On top of COVID, the social climate in general has become increasingly contentious. How can a person work in an environment they see as toxic? Should they stay in such an environment?

It’s never a good thing to be exposed to a toxic work environment. Whether or not you’re being directly subjected to it, the negativity can affect your well-being. You can weigh the pros and cons of staying or leaving and try to picture being on the other side of each decision and what it would feel like. If staying seems like the direction to take, look inside and see if there’s small changes you can make to adapt and better manage your emotions, and also consider tying to affect positive change in the work environment. Ultimately, leaving the job may be your only option if it’s negatively affecting your health. With the “great resignation” taking place, you’d certainly not be alone in changing jobs and opportunities are there.

What advice do you give people struggling with mental health issues such as burnout that you may not have given in 2020?

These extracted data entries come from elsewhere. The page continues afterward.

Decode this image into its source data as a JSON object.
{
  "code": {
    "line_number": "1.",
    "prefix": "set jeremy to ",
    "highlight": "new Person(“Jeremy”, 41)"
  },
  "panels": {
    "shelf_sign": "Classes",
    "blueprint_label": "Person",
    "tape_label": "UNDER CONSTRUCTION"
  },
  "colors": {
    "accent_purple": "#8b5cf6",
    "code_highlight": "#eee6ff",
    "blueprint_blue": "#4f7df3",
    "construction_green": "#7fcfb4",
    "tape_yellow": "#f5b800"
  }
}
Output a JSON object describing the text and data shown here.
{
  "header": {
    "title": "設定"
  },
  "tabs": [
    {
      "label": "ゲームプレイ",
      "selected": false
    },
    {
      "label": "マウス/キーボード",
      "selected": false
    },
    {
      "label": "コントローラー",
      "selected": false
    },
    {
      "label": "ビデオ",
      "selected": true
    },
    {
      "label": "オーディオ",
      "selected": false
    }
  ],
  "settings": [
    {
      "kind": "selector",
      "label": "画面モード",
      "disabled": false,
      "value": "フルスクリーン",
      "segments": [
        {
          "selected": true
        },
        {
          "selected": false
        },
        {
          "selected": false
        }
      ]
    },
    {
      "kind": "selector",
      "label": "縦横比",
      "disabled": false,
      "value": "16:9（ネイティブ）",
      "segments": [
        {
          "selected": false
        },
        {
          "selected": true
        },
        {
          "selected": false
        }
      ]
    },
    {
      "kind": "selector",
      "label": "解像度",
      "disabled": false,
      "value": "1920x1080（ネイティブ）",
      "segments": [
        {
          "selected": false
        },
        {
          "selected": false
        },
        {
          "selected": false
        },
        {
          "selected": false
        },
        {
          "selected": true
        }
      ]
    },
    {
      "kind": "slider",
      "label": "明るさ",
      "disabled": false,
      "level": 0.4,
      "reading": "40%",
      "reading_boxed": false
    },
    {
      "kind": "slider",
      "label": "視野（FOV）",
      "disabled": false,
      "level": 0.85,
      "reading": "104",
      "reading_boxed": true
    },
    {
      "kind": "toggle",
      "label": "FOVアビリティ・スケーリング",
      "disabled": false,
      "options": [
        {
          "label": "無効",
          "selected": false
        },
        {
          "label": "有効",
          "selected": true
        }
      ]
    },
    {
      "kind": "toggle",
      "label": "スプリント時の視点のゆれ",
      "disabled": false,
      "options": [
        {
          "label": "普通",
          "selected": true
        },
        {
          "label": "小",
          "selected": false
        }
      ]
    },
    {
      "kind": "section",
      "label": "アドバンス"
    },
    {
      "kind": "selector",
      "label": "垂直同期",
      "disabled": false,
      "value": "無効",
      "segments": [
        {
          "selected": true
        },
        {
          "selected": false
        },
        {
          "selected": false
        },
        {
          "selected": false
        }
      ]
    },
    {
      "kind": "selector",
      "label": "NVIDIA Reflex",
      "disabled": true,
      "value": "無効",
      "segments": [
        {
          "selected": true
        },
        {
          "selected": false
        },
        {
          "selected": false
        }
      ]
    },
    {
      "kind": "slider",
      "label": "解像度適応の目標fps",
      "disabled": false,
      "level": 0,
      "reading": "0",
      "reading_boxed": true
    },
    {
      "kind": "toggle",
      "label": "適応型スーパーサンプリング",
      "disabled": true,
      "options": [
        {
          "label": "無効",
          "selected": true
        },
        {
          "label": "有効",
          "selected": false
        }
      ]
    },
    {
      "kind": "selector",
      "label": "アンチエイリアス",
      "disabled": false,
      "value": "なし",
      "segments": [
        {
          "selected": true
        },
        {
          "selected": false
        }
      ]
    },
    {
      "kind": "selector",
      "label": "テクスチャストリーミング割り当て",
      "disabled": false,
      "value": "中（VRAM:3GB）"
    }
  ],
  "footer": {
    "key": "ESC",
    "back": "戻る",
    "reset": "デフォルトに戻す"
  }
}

All of the strategies we spoke about in 2020 are still relevant and helpful today:

  • Limit overexposure to the news and social media
  • Get outside for walks and drives
  • Keep a regular work routine and sleep schedule
  • Get exercise
  • Take breaks
  • Do deep breathing
  • Do journaling
  • Get professional help if needed

Additionally, be sure to take care of yourself, not just when you’re overwhelmed, but all the time. It’s about being proactive in your mental health care. For example, you can take some deep breaths when you’re feeling anxious. Also consider doing it every morning when you wake up and combine it with a couple of minutes of thoughts of gratitude. Expressing gratitude is a powerful way to stay balanced and focus on the bigger picture of what’s going well in our lives, rather than getting caught up in the daily frustrations of the work day.